SpaceX plans to begin offering broadband internet service -- from space.
In order to do that, SpaceX says it needs to get at least 800 Starlink internet satellites (out of a planned 12,000) into orbit. And with last week's successful launch of its "Starlink-4" rocket carrying 60 satellites, SpaceX is already at least 25% of the way to its goal.
Result: SpaceX is on track to begin delivering broadband satellite internet before the end of 2020.
It won't be alone.
Hello, SpaceX! Meet OneWeb
SpaceX's plan to upset the several regional internet service provider monopolies dominated by Comcast, Charter, AT&T, and their ilk is revolutionary -- but it's not unique. Fact is, at the same time SpaceX is plotting to dominate space-based internet service, rival companies Amazon.com and OneWeb are plotting the very same thing.
Amazon's Project Kuiper, for example, intends to orbit some 3,236 satellites above Earth, broadcasting internet service around the globe. Arlington, Virginia-based OneWeb plans something similar, with a constellation numbering "more than 650 satellites" (says OneWeb).
But while Amazon's project is currently still entirely a paper project, OneWeb appears to be the company closest to actually challenging SpaceX in space.
On Feb. 6, OneWeb sent 34 satellites blasting into orbit aboard an Ariane Soyuz rocket. Joining six other OneWeb sattelites already in orbit, this second OneWeb launch brings the satellite communications company's constellation size to 40 sats (about 75% fewer than SpaceX has got).
And now it's a race
But OneWeb is racing to pick up the pace. Over the remainder of this year, the company plans to launch 10 more times.
Assuming I'm doing my math right, that adds up to a total of 382 OneWeb sats in orbit by the end of this year, enough to begin offering "customer demos" in 2020.
And even then, OneWeb won't be finished. In 2021, the company plans to wrap up its deployment with 10 more launches.
Assuming the payloads hold steady at 34 sats each, that should add a further 340 satellites to the constellation next year -- 722 in all. (OneWeb says it's targeting "approximately 650 satellites" for its initial deployment, so presumably, some of the 722 will be spares).

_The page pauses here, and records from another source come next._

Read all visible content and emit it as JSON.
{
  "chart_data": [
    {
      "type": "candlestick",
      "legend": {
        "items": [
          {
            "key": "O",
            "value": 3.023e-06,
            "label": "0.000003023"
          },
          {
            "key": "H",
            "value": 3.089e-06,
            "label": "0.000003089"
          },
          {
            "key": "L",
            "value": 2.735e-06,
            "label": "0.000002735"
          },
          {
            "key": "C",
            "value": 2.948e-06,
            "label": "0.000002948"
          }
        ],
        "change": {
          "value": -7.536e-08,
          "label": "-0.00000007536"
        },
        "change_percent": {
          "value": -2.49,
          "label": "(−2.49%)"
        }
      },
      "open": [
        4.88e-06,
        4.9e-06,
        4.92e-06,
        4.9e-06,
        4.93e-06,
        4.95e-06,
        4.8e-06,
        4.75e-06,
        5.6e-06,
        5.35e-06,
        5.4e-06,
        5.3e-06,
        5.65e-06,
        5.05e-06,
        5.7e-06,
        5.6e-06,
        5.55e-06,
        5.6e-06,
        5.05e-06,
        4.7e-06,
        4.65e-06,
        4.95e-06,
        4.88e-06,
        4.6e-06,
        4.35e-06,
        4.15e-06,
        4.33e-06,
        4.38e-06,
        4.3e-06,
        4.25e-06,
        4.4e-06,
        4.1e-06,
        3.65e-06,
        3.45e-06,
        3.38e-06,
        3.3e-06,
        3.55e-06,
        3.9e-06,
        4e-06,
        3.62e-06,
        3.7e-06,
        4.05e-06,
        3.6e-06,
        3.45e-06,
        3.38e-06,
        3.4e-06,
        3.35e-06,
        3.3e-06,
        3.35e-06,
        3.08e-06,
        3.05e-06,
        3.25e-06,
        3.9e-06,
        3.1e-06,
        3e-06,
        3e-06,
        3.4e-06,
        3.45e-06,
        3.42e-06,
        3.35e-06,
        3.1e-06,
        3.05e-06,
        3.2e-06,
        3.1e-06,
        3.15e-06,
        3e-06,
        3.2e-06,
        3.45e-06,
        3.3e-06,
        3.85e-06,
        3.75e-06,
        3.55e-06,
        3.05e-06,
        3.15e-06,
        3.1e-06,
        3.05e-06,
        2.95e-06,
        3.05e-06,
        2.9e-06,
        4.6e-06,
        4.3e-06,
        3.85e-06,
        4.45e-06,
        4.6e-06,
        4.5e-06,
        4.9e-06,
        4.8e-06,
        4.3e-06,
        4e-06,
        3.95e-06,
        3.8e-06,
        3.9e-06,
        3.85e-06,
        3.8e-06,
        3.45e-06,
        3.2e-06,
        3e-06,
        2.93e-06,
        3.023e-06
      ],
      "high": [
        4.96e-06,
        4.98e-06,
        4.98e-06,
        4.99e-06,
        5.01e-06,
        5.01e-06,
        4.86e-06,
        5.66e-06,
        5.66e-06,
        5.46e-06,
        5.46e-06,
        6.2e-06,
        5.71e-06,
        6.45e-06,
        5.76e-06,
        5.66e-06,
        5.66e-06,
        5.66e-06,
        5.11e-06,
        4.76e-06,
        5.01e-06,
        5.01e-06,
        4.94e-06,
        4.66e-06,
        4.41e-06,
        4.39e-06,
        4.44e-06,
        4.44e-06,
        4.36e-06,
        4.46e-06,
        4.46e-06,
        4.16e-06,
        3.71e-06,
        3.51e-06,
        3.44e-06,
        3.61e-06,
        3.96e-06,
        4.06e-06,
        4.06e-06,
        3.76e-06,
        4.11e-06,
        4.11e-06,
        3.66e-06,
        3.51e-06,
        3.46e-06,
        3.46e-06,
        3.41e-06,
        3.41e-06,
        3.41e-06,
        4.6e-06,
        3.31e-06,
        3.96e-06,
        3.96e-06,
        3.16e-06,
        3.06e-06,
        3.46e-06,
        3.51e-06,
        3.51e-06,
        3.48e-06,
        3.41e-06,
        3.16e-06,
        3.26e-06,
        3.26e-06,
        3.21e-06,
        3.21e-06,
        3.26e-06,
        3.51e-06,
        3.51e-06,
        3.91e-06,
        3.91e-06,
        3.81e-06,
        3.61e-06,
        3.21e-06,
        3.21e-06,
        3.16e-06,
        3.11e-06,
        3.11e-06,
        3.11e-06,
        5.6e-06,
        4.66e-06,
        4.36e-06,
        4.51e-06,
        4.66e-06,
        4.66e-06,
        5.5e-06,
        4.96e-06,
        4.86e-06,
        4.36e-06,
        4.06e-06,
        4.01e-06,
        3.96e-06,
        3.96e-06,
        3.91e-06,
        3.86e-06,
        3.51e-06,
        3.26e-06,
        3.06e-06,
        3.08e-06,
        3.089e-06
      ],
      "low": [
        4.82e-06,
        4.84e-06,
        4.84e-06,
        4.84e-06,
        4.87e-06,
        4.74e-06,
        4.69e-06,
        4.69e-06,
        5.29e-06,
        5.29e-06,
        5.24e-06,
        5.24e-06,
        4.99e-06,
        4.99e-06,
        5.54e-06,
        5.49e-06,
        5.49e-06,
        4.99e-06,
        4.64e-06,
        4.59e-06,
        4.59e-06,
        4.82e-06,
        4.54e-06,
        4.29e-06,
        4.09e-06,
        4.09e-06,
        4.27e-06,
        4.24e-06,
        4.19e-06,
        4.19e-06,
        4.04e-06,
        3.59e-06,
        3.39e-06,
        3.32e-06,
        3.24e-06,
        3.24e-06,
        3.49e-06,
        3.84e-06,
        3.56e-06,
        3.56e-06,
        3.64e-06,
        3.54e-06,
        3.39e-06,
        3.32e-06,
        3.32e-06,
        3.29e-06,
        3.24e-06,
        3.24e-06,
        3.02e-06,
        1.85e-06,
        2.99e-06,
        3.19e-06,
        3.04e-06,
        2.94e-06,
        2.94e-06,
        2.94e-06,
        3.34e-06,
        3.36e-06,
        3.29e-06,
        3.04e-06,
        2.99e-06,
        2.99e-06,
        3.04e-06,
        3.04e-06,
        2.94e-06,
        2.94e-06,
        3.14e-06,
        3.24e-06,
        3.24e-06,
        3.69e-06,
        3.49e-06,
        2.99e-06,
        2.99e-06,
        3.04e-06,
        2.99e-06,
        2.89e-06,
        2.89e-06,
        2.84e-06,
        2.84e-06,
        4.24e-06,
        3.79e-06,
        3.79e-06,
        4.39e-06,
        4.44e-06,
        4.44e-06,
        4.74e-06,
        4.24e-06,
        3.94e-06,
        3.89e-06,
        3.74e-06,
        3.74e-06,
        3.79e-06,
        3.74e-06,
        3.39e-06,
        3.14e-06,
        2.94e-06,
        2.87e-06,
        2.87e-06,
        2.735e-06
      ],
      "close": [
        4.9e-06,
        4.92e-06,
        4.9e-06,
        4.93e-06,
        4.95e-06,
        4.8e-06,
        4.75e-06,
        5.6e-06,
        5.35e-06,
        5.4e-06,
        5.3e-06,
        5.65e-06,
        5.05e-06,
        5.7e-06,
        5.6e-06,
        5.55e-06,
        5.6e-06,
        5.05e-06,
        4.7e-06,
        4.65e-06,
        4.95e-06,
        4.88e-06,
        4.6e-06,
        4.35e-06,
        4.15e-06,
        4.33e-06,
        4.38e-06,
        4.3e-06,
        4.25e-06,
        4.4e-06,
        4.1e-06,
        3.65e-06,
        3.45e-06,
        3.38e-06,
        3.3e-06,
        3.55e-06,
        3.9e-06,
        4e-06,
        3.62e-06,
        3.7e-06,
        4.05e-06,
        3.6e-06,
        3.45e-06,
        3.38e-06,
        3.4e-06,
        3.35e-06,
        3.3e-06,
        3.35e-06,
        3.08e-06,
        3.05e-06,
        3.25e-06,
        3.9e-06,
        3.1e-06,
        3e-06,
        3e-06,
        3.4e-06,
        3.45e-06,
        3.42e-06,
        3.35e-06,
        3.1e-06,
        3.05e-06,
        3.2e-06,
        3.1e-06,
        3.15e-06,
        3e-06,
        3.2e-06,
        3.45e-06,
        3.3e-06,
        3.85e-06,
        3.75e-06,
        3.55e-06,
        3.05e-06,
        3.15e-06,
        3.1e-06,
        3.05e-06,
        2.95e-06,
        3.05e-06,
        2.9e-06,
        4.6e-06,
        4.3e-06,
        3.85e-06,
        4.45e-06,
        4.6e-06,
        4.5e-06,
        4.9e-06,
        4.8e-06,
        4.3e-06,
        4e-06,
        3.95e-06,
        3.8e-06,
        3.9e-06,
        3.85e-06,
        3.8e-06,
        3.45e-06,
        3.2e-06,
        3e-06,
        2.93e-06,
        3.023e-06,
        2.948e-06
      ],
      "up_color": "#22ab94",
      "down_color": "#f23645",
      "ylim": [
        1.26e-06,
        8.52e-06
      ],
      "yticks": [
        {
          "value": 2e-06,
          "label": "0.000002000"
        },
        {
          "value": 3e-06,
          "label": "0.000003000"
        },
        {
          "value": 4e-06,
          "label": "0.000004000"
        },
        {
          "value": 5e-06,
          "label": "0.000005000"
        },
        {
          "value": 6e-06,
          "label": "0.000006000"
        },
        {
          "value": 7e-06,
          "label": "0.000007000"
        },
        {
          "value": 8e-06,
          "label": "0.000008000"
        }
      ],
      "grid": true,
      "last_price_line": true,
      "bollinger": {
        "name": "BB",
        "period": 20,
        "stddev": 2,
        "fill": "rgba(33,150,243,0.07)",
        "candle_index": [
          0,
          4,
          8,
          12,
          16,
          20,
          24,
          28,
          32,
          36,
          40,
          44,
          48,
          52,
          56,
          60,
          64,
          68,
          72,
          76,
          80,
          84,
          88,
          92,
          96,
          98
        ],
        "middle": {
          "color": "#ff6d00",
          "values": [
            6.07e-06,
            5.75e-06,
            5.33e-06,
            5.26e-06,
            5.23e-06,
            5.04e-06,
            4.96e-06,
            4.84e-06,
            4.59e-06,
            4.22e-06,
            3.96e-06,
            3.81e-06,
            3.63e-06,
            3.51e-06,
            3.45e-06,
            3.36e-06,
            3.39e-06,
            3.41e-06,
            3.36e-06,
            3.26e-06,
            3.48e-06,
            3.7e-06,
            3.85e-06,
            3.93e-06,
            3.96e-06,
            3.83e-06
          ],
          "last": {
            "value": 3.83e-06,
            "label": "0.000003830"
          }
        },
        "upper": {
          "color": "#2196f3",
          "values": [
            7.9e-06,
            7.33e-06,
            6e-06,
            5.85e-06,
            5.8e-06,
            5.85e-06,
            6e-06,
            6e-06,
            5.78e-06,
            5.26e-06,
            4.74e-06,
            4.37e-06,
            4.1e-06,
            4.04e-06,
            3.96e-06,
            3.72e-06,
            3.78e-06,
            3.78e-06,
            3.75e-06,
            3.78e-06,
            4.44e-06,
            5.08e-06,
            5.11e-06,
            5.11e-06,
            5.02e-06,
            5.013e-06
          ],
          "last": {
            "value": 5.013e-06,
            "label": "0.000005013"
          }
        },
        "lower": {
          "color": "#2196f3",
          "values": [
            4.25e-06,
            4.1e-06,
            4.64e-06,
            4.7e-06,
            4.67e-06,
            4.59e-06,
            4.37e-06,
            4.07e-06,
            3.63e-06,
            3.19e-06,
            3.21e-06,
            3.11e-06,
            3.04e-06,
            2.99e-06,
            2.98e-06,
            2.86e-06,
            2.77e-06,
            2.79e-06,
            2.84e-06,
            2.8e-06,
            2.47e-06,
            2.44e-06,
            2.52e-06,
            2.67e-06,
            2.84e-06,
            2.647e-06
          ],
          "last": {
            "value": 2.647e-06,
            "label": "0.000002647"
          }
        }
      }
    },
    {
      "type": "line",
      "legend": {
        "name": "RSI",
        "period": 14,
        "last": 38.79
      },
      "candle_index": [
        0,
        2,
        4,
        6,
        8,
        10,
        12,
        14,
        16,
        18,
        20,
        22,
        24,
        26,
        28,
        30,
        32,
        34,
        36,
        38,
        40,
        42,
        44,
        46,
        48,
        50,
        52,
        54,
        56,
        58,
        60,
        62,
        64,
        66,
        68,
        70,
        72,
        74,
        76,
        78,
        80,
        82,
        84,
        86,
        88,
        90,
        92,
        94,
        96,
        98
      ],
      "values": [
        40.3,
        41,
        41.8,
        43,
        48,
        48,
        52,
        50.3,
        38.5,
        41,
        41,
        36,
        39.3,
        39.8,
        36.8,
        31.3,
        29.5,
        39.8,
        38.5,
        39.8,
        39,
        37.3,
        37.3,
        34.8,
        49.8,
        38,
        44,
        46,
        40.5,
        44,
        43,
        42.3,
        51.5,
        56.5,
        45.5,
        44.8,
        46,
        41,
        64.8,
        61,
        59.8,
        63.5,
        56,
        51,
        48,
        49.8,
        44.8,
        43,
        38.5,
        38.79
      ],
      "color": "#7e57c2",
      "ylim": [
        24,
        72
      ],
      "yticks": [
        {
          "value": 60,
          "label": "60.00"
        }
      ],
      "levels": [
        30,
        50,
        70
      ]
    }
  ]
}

In any case, at that point, the company is promising it will offer "full global commercial coverage" with broadband satellite internet. Additional launches -- and additional satellites supporting additional bandwidth -- are anticipated beginning in 2023, with Arianespace providing Ariane "62" and "64" rockets for the missions, and each launch accommodating payloads of 36 and 78 satellites, respectively.
What it means for investors
The production of 700-odd new satellites will mean more than just the ability for OneWeb to compete with SpaceX in providing satellite internet service. It will mean revenues for "Airbus OneWeb Satellites," OneWeb's "prime contractor" for production. Admittedly, OneWeb itself remains privately held. But it's part-owned by Softbank (SFTB.Y 1.02%), offering investors one way to share in any profits from this venture -- by investing in Softbank.
Also, as the name suggests (and as S&P Global Market Intelligence confirms) Airbus OneWeb Satellites is part-owned by Airbus (EADSY -0.65%). As a result, Airbus gets to profit from this project twice -- first through producing the satellites, and then through having its subsidiary Arianespace launch them -- giving investors perhaps an even better way to profit from this venture (and without the risk of having to compete with SpaceX to do it).
What it means for you -- and your access to satellite internet broadband
At this point you may be wondering, though -- this all sounds great for OneWeb, Airbus, Softbank, etc., but what does it mean for me? If you're considering dumping Comcast internet service, for example, in favor of SpaceX internet, or OneWeb, or even Amazon (if it ever launches a satellite to provide internet service), which should you choose?
Well, the short answer is SpaceX, which is planning on selling internet service directly to customers using ground stations to receive it. In contrast, OneWeb plans to partner and sell its internet service through "partners around the world" (which means that even if OneWeb provides the service, you might still have to buy it from Comcast!)
And here's another factor to consider. You've probably noticed that SpaceX's plan, launching 12,000 satellites over a period of some years, is a whole lot bigger than OneWeb's, with 650, or even 722 satellites going into orbit over the next couple of years. Yet despite vastly different constellation sizes, both companies are promising "global internet coverage."
How is that possible?
The answer: SpaceX is targeting an operational orbit just 550 kilometers over Earth, while OneWeb's satellites will orbit at 1,200 kilometers. Working from a higher orbit, each OneWeb satellite will be able to blanket much more of Earth's surface with internet coverage -- a more efficient layout.
On the other hand, more than twice as distant from Earth's surface, each OneWeb satellite should experience greater latency -- the time it takes for signals to pass from Earth to satellite and back again.
SpaceX's network, therefore, so much larger in size and taking so much longer to build out, should in theory offer better, faster internet service. While it's hard to say right now which constellation will offer internet users the better deal in terms of price (since we don't know the price of either service), initial indications suggest that SpaceX's service may be the more attractive one for consumers.